In dem Aufruf heißt es unter anderem, die Effizienz künftiger Impfkampagnen werde von der weltweiten Verfügbarkeit des Impfstoffes abhängen. Doch die Pandemie zeige die Stärken und Schwächen jedes einzelnen Landes sowie die Schwierigkeiten, Zugang zum Gesundheitssystem zu haben. Die Unterzeichner rufen Regierungen, UN-Chef António Guterres, die Weltgesundheitsorganisation WHO sowie Stiftungen, Forschungslabore und andere Einrichtungen dazu auf, sich dieser Sichtweise anzuschließen. Jeder sei eingeladen, sich dem Aufruf auf der Webseite Vaccinecommongood.org anzuschließen.

Neben dem aus Bangladesch stammenden Yunus tragen der Pressemitteilung des Yunus Centre zufolge mehr als 100 bekannte Persönlichkeiten den Aufruf mit, darunter 18 Nobelpreisträger sowie 32 frühere Staats- und Regierungschefs.

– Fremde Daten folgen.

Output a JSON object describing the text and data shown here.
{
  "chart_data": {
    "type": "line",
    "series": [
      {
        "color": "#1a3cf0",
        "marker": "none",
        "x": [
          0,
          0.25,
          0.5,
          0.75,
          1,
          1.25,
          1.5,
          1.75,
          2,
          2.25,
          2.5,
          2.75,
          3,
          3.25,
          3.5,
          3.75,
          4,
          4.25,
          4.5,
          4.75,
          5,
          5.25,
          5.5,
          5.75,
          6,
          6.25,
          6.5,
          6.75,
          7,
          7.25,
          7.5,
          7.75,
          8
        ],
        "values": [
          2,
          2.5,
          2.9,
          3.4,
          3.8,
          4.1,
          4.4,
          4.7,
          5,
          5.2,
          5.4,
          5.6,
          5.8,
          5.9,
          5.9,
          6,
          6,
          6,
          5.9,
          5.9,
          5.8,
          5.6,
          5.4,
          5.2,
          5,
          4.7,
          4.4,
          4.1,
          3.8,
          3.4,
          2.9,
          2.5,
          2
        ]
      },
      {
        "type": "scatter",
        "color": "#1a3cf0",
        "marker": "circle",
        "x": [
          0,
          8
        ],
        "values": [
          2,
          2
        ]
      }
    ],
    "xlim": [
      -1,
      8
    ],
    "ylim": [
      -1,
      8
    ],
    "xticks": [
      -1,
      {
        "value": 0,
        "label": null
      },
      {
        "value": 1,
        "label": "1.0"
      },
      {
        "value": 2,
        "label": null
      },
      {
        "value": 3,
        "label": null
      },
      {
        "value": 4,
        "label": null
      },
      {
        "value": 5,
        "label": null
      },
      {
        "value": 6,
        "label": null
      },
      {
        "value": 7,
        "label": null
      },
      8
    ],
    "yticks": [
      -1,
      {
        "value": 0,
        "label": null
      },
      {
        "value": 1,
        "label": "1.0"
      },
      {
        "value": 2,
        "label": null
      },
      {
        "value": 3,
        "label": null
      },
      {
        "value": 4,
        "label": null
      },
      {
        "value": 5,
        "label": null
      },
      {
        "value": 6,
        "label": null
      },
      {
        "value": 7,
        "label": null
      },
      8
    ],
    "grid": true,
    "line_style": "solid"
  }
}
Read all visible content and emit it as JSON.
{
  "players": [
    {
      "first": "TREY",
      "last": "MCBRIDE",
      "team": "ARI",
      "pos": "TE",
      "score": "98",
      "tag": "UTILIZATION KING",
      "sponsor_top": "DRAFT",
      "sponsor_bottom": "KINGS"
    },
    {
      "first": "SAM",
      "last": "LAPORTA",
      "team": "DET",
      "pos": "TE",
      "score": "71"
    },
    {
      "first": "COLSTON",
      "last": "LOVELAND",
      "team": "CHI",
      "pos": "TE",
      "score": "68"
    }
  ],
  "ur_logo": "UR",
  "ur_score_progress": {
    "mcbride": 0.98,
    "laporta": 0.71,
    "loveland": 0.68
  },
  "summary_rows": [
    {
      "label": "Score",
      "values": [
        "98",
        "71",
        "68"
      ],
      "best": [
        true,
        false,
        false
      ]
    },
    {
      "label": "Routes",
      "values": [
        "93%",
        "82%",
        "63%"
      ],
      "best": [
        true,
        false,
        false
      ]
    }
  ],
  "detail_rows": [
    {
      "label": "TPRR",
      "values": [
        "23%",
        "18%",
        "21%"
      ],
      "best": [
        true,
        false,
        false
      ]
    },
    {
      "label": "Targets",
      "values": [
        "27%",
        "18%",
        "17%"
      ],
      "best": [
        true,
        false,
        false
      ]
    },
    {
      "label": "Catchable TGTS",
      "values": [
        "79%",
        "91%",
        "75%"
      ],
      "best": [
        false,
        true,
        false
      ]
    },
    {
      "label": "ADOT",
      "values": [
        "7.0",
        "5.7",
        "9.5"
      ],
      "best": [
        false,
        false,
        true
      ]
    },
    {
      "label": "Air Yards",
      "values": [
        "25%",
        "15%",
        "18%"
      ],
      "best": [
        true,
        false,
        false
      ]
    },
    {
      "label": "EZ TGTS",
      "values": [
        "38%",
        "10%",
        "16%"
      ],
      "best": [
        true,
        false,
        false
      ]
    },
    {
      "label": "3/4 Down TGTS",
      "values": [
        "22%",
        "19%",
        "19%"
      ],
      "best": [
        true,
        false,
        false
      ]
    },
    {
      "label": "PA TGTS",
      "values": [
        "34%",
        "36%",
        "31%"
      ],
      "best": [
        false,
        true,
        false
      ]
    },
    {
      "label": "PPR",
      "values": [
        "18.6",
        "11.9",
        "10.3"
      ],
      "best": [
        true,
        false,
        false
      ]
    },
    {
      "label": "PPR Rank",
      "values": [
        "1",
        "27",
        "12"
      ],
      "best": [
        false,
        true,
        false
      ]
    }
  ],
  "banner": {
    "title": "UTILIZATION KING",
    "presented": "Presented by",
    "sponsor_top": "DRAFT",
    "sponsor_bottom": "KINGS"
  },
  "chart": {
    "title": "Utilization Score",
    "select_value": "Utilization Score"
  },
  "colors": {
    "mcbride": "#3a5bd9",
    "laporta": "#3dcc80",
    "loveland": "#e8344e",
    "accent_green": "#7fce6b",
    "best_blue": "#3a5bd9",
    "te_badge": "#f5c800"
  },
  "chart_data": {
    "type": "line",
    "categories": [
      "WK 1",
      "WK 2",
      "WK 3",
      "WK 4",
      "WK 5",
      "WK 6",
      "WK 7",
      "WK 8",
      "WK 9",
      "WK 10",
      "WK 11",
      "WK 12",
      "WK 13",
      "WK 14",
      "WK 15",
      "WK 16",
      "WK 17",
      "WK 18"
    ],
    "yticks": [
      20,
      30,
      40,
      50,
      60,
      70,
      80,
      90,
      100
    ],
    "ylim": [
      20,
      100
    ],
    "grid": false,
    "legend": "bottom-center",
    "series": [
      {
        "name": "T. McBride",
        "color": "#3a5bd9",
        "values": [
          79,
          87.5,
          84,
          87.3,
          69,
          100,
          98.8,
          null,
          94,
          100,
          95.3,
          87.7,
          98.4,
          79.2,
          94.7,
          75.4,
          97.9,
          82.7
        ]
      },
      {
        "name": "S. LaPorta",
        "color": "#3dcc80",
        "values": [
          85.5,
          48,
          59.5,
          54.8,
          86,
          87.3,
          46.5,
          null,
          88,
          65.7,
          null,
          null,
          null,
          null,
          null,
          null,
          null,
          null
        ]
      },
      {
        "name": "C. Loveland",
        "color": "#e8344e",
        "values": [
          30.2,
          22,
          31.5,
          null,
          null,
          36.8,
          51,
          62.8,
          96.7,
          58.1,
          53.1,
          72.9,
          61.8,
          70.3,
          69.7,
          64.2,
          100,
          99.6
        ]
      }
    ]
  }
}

Zu den Unterstützern zählen etwa Südafrikas EX-Erzbischof Desmond Tutu, Aktivistin Malala, IOC-Präsident Thomas Bach, der ehemalige sowjetische Staats- und Parteichef Michael Gorbatschow und Tenor Andrea Bocelli.

Einen Impfstoff gegen das Corona-Virus, das die Lungenkrankheit Covid-19 auslösen kann, gibt es bislang nicht. Rund sechs Monate nach Beginn der Coronavirus-Pandemie gibt es US-Wissenschaftlern zufolge bereits mehr als zehn Millionen bestätigte Infektionen und knapp 500 000 Todesfälle. Das ging am Sonntag aus Daten der Universität Johns Hopkins in Baltimore hervor.